女子の制服を身につけた
やっぱり強いように見えるよね。
「あかねさん、おはよう」
「お、おはよう」
いつものように挨拶しているのに、彼女の視線は私の背後に注がれ、巨大な筋肉の要塞と化してしまった小鎌さんを困惑気味に見上げている。
身長210cmという巨大な戦士はすごいね。
「小鎌さん、筋肉痛なの」
「いや、どう見ても」
「筋肉痛なのよ」
「はい、すみません」
にっこりと笑って女の子の早乙女君を見る。
君の皺寄せが小鎌さんに来ているかも知れないから、あとで全身関節外しと着脱を五、六回するからね。全く誰のせいだと思っているのかな。
「乱馬、切ちゃんも怒ってるんだ」
「お、おお」
「居るわよね。怒ると怖い人」
そんなに怒ってないけど。まあ、確かに、それなりに不満と不服と不平と不義を感じている。……それにしても、また誰かに見られている気がする。
「おはよう、糸色さん、あかねさん」
「おはよう。五寸釘君」
「オレに挨拶はねえのか?」
「早乙女のバカ」
「うるせぇー、タコ」
男の子って、どうして直ぐに喧嘩するのかな?と不思議に思いながら二人を置いて、教室に向かう。いよいよ明日早乙女君はムースと戦うことになる。
それなのに、あの余裕は何なの?
何か秘策があるなら知りたい。
「早乙女君、ムースと戦うとき、どうするの?」
「…秘密だ。覗き見してやがるからな」
「失礼ね。私、告げ口しないある」
そう言って私達の中に入り込んできたチャイナ服の女の子に早乙女君とあかねさ?は目を見開く。シャンプーが普通に学校に入り込んでいるのが、不思議なんだろうけど。私達は同い年だからね?

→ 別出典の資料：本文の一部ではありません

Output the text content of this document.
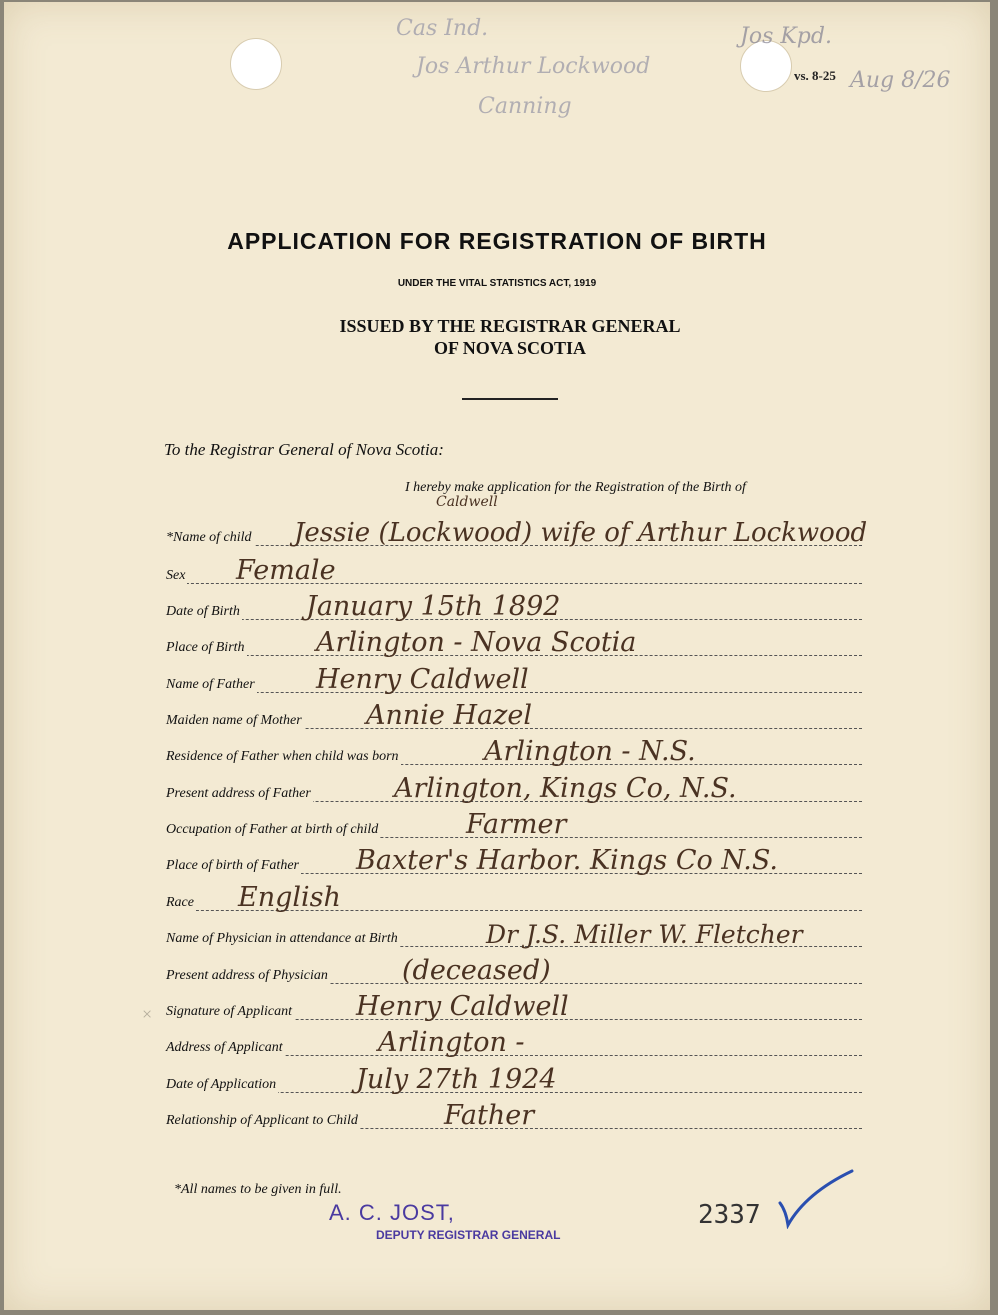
Cas Ind.
Jos Arthur Lockwood
Canning
Jos Kpd.
Aug 8/26
vs. 8-25
APPLICATION FOR REGISTRATION OF BIRTH
UNDER THE VITAL STATISTICS ACT, 1919
ISSUED BY THE REGISTRAR GENERAL
OF NOVA SCOTIA
To the Registrar General of Nova Scotia:
I hereby make application for the Registration of the Birth of
Caldwell
*Name of child Jessie (Lockwood) wife of Arthur Lockwood
Sex Female
Date of Birth January 15th 1892
Place of Birth	Arlington - Nova Scotia
Name of Father Henry Caldwell
Maiden name of Mother Annie Hazel
Residence of Father when child was born	Arlington - N.S.
Present address of Father	Arlington, Kings Co, N.S.
Occupation of Father at birth of child	Farmer
Place of birth of Father Baxter's Harbor. Kings Co N.S.
Race English
Name of Physician in attendance at Birth	Dr J.S. Miller W. Fletcher
Present address of Physician	(deceased)
Signature of Applicant Henry Caldwell
Address of Applicant	Arlington -
Date of Application	July 27th 1924
Relationship of Applicant to Child	Father
×
*All names to be given in full.
A. C. JOST,
DEPUTY REGISTRAR GENERAL
2337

「ひいお婆ちゃんが乱馬落とすなら近い方が良い言ってたね。同じクラス、よろしく」
クスリと笑って職員室に向かう彼女の背中を唖然と見つめる二人を放置し、私は教室に入ると同時に机に置かれたバラの花束に動きを止める。
『来週の日曜日、デートをしよう』
あっさりとした言葉と手帳『帯刀と切の交際交換日記』という名前に苦笑を浮かべつつ、プロフィール欄に真面目に記入している九能先輩らしく思える。
まだ、タッチーかどうか判断できてないけど。
少なくとも悪意や邪意で私に近付いているわけじゃなくて、純粋な好意なんだろうと思う。私も軽く日記に文字を書き、鞄の中に仕舞う。
見られるのは恥ずかしいからね。